April 6, 2016

The Rise of Machine Learning in the Age of Data

“Machine learning is a core, transformative way by which we’re rethinking everything we’re doing.” -Google CEO Sundar Pichai

During the last 10 years, we have been observing the democratization of computing power. The tipping point of this evolution was the accessibility of cloud computing. It started somewhere in 2006 when Amazon launched its Elastic Compute Cloud (EC2) and Simple Storage Service (S3) as a commercial web service, which was the first accessible cloud computing infrastructure service that allowed small companies to “rent computers” on which to run their own applications. Cloud computing is already ubiquitous, and it has definitively changed the IT sector and the way we think IT infrastructure – not only for new businesses, but also for established major players.

This accessibility of computing power, together with the rise of mobile and social and the spread of internet connectivity, lead to the next major hype: Big Data. Big data is characterized by three main features: volume – huge data amount, velocity – speed of data creation, and variety – variety of source. The cloud not only enabled a new service delivery model, but also the way we do data management.

The new reality pushed the appearance of new tools to deal with the enormous amount of data and complexity. Hadoop and later Spark set the base for a new way we deal with Big Data Analytics.

These new algorithms, tools, and affordable computing power are unlocking the potential of data, leading to the next phase: Machine Learning. This is not a new topic. Just like the concepts of cloud computing and big data, machine learning has a long history in computer science and statistics, but only recently have we had all the ingredients for the perfect storm. The technology that was limited to university research or the big players is now available to the public to be incorporated in a wider range of products.

For the first time, Machine Learning was introduced in 2015 in Gartner’s Hype Cycle for Emerging Technologies, directly with a plateau of 2 to 5 years:

machine_learning

Amazon, Google, and Microsoft offer Machine Learning as a service for businesses to explore and derive more meaning out of their data. The algorithms and tools behind their complex systems are now available to be used and applied by any individual or small organization to build more powerful applications.

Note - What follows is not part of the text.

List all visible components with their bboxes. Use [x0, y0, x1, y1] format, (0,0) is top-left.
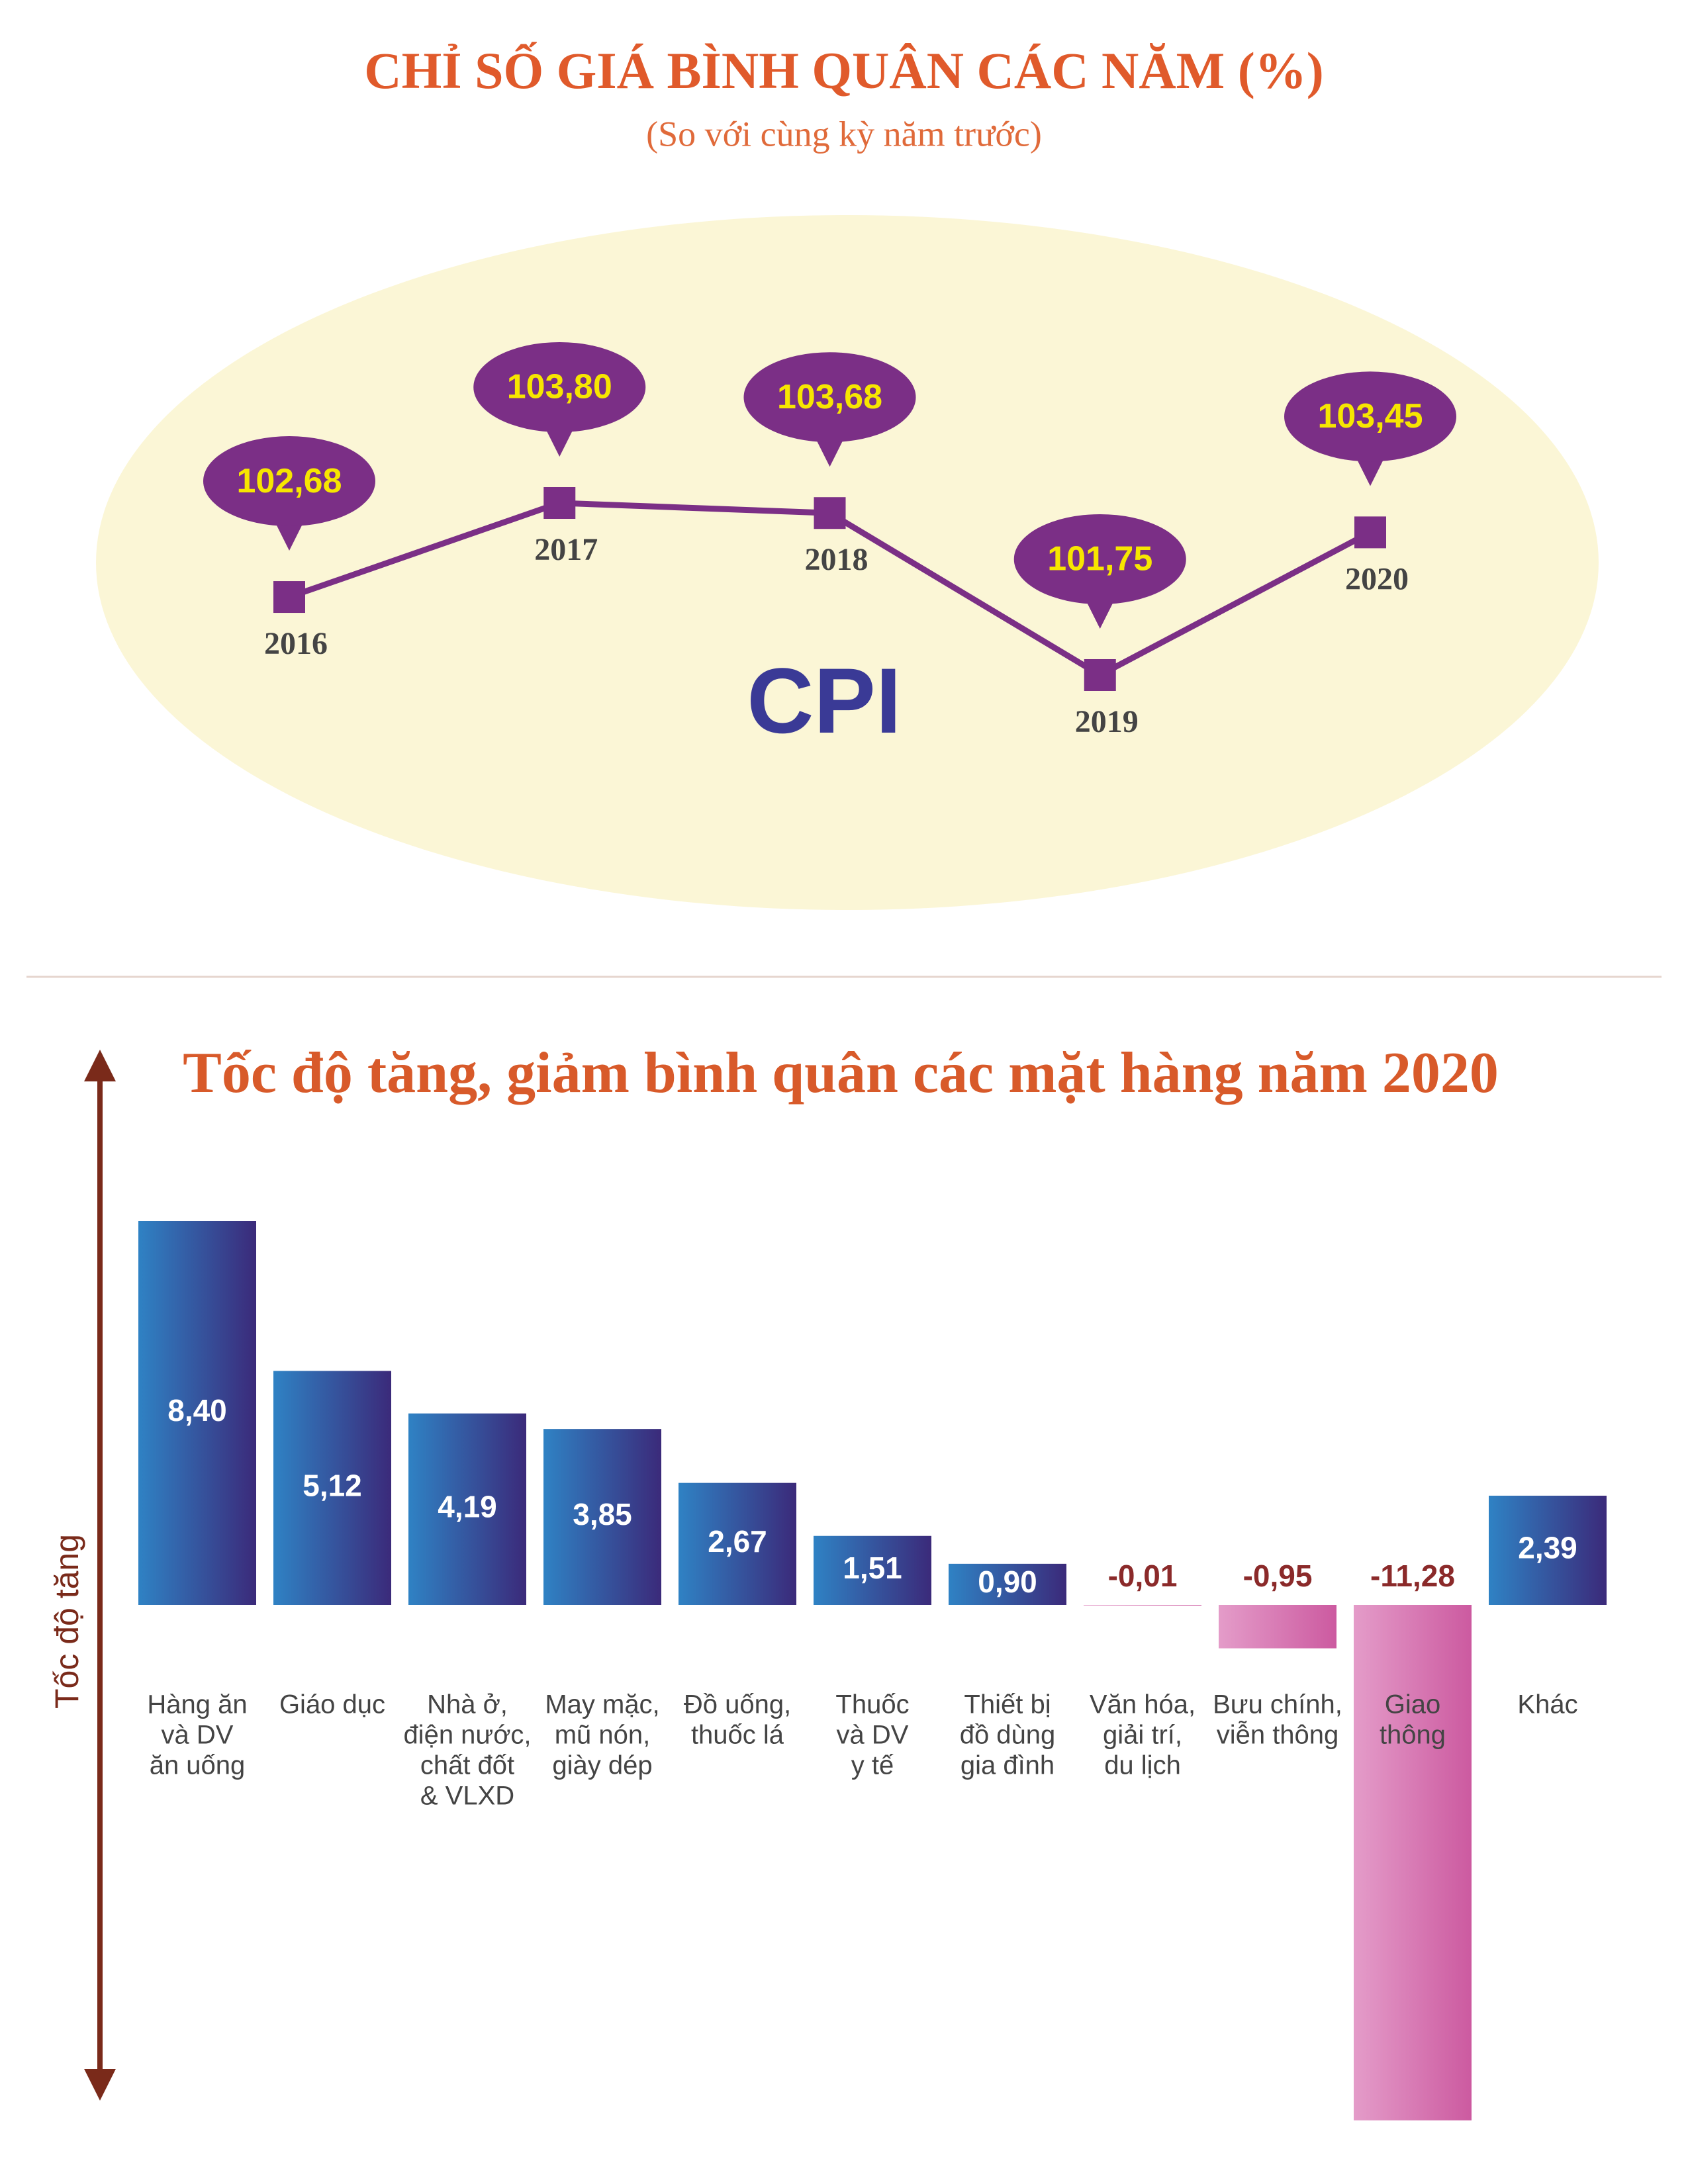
value-label: 103,80: [507, 368, 612, 406]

Microsoft offers Cortana Analytics which “is a fully managed big data management and advanced analytics suite that enables you to transform your data into intelligent action.” It includes a powerful machine learning and Hadoop-based advanced analytics for driving action in real time. It is intended to help organizations predict outcomes and prescribe decisions.

Amazon launched Machine Learning, which is described as “a service that makes it easy for developers of all skill levels to use machine learning technology. Amazon Machine Learning provides visualization tools and wizards that guide you through the process of creating machine learning (ML) models without having to learn complex ML algorithms and technology. Once your models are ready, Amazon Machine Learning makes it easy to obtain predictions for your application using simple APIs, without having to implement custom prediction generation code, or manage any infrastructure.”

Google launched TensorFlow Serving, which is described as “a flexible, high-performance serving system for machine learning models, designed for production environments. TensorFlow Serving makes it easy to deploy new algorithms and experiments, while keeping the same server architecture and APIs. TensorFlow Serving provides out-of-the-box integration with TensorFlow models, but can be easily extended to serve other types of models and data.”

In addition to these platforms from the big players, tools and libraries have come out of academia to the public domain that aid in studying and building methods for data management. The notable mentions are:

  • R statistical environment
  • Python and libraries such as PAndas, Scikit Learn, SciPy, NumPy
  • Weka library
  • Apache Mahout
  • D3js (data visualization)

The stage is set and everybody wants to be on it. According to Forrester, “Data services and, in particular, data management services, are the key investment areas for most organizations. Innovative companies already differentiate themselves by their management and their use of data to generate new products, services, and customer experiences (such as via predictive analytics)” (source one).  However, there is a steep learning curve ahead. “While 73% of companies understand the business value of data and aspire to be data-driven, just 29% confirm that they are actually turning data into action” (source two).

Machine Learning is a key part of the evolution of Data Management and has the potential to impact our lives the same way it happened with the availability of cloud computing. I truly believe that the combination of big data (from disparate sources and in unstructured formats) and machine learning will have a huge impact on society.

How are you preparing yourself for incorporating more sophisticated data management services in your products?  I would love for us to look into this more.

Sources

  1. Data Management Services: Spending Trends For 2014
  2. Forrester’s Q3 2015 Global State Of Strategic Planning, Enterprise Architecture, And PMO Online Survey.